He offers three strategies that assist in cultivating mental toughness.
Firstly, it is about defining what mental toughness means to you and this could include going one month without missing a workout, delivering your work ahead of schedule for two days in a row, or calling one friend to catch up every Saturday this month.
“Whatever it is, be clear about what you’re going after.
“Mental toughness is an abstract quality, but in the real world, it’s tied to concrete actions.
“You can’t magically think your way to becoming mentally tough, you prove it to yourself by doing something in real life.”
Secondly, he says mental toughness is built through small, physical wins.
“Mental toughness is like a muscle and it is built through small wins.
“It’s the individual choices that we make on a daily basis that build our ‘mental toughness muscle’.
“We all want mental strength, but you can’t think your way to it. It’s your physical actions that prove your mental fortitude.”

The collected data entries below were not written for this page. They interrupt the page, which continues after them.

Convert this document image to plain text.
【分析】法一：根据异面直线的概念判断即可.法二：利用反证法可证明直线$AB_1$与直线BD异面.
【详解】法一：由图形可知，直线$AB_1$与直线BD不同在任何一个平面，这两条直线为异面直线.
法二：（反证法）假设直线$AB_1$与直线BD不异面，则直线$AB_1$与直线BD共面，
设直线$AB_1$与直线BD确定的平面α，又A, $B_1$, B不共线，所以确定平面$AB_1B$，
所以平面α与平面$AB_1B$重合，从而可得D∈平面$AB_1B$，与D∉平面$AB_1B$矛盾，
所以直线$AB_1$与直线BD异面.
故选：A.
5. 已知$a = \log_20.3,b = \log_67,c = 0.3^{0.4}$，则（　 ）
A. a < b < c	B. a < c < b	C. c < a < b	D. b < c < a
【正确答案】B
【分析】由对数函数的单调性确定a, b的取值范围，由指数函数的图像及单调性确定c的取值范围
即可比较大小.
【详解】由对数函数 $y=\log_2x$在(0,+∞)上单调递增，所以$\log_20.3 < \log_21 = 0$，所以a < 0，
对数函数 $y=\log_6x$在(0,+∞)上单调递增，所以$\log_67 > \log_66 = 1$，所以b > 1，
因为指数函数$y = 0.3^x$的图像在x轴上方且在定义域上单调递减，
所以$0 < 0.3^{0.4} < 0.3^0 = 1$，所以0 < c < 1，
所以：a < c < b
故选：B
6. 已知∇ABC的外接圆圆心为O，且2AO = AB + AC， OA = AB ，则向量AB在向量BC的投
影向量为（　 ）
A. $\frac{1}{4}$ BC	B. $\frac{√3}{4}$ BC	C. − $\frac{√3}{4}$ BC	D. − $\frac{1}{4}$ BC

Finally, he says mental toughness is about your habits, not your motivation.
It’s about building the daily habits that allow you to stick to a schedule and overcome challenges and distractions over and over and over again
“It’s about building the daily habits that allow you to stick to a schedule and overcome challenges and distractions over and over and over again.

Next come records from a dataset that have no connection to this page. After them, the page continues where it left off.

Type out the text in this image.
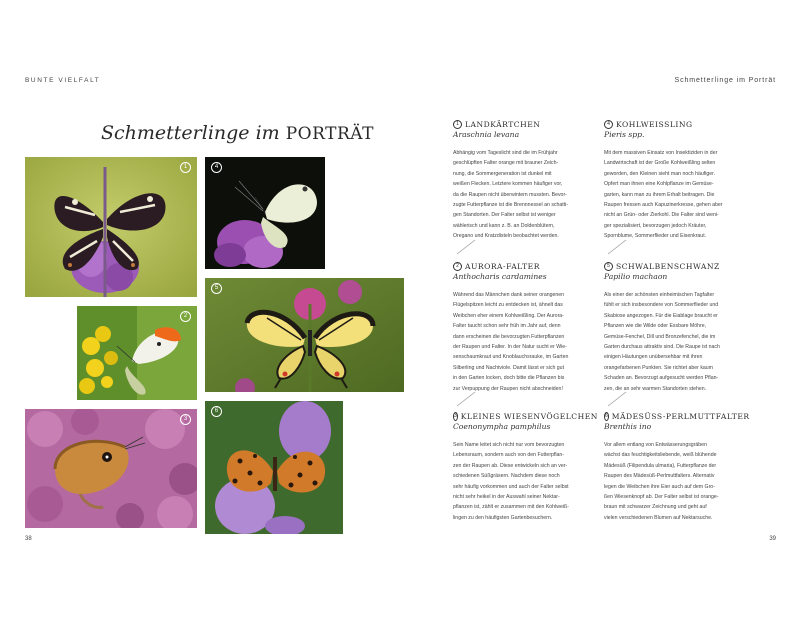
BUNTE VIELFALT	Schmetterlinge im Porträt
Schmetterlinge im PORTRÄT
1	4
2
5
3
6
1 LANDKÄRTCHEN
Araschnia levana
Abhängig vom Tageslicht sind die im Frühjahr
geschlüpften Falter orange mit brauner Zeich-
nung, die Sommergeneration ist dunkel mit
weißen Flecken. Letztere kommen häufiger vor,
da die Raupen nicht überwintern mussten. Bevor-
zugte Futterpflanze ist die Brennnessel an schatti-
gen Standorten. Der Falter selbst ist weniger
wählerisch und kann z. B. an Doldenblütern,
Oregano und Kratzdisteln beobachtet werden.
2 AURORA-FALTER
Anthocharis cardamines
Während das Männchen dank seiner orangenen
Flügelspitzen leicht zu entdecken ist, ähnelt das
Weibchen eher einem Kohlweißling. Der Aurora-
Falter taucht schon sehr früh im Jahr auf, denn
dann erscheinen die bevorzugten Futterpflanzen
der Raupen und Falter. In der Natur sucht er Wie-
senschaumkraut und Knoblauchsrauke, im Garten
Silberling und Nachtviole. Damit lässt er sich gut
in den Garten locken, doch bitte die Pflanzen bis
zur Verpuppung der Raupen nicht abschneiden!
3 KLEINES WIESENVÖGELCHEN
Coenonympha pamphilus
Sein Name leitet sich nicht nur vom bevorzugten
Lebensraum, sondern auch von den Futterpflan-
zen der Raupen ab. Diese entwickeln sich an ver-
schiedenen Süßgräsern. Nachdem diese noch
sehr häufig vorkommen und auch der Falter selbst
nicht sehr heikel in der Auswahl seiner Nektar-
pflanzen ist, zählt er zusammen mit den Kohlweiß-
lingen zu den häufigsten Gartenbesuchern.
4 KOHLWEISSLING
Pieris spp.
Mit dem massiven Einsatz von Insektiziden in der
Landwirtschaft ist der Große Kohlweißling selten
geworden, den Kleinen sieht man noch häufiger.
Opfert man ihnen eine Kohlpflanze im Gemüse-
garten, kann man zu ihrem Erhalt beitragen. Die
Raupen fressen auch Kapuzinerkresse, gehen aber
nicht an Grün- oder Zierkohl. Die Falter sind weni-
ger spezialisiert, bevorzugen jedoch Kräuter,
Spornblume, Sommerflieder und Eisenkraut.
5 SCHWALBENSCHWANZ
Papilio machaon
Als einer der schönsten einheimischen Tagfalter
fühlt er sich insbesondere von Sommerflieder und
Skabiose angezogen. Für die Eiablage braucht er
Pflanzen wie die Wilde oder Essbare Möhre,
Gemüse-Fenchel, Dill und Bronzefenchel, die im
Garten durchaus attraktiv sind. Die Raupe ist nach
einigen Häutungen unübersehbar mit ihren
orangefarbenen Punkten. Sie richtet aber kaum
Schaden an. Bevorzugt aufgesucht werden Pflan-
zen, die an sehr warmen Standorten stehen.
6 MÄDESÜSS-PERLMUTTFALTER
Brenthis ino
Vor allem entlang von Entwässerungsgräben
wächst das feuchtigkeitsliebende, weiß blühende
Mädesüß (Filipendula ulmaria), Futterpflanze der
Raupen des Mädesüß-Perlmuttfalters. Alternativ
legen die Weibchen ihre Eier auch auf dem Gro-
ßen Wiesenknopf ab. Der Falter selbst ist orange-
braun mit schwarzer Zeichnung und geht auf
vielen verschiedenen Blumen auf Nektarsuche.
38	39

“Mentally tough people don’t have to be more courageous, more talented, or more intelligent — just more consistent.
“Mentally tough people develop systems that help them focus on the important stuff regardless of how many obstacles life puts in front of them.
“It’s their habits that form the foundation of their mental beliefs and ultimately set them apart.
“Mental toughness comes down to your habits.
“It’s about doing the things you know you’re supposed to do on a more consistent basis.
“It’s about your dedication to daily practice and your ability to stick to a schedule,” says Clear.
Just like the woman who walks or runs up and down my street four times, twice a day.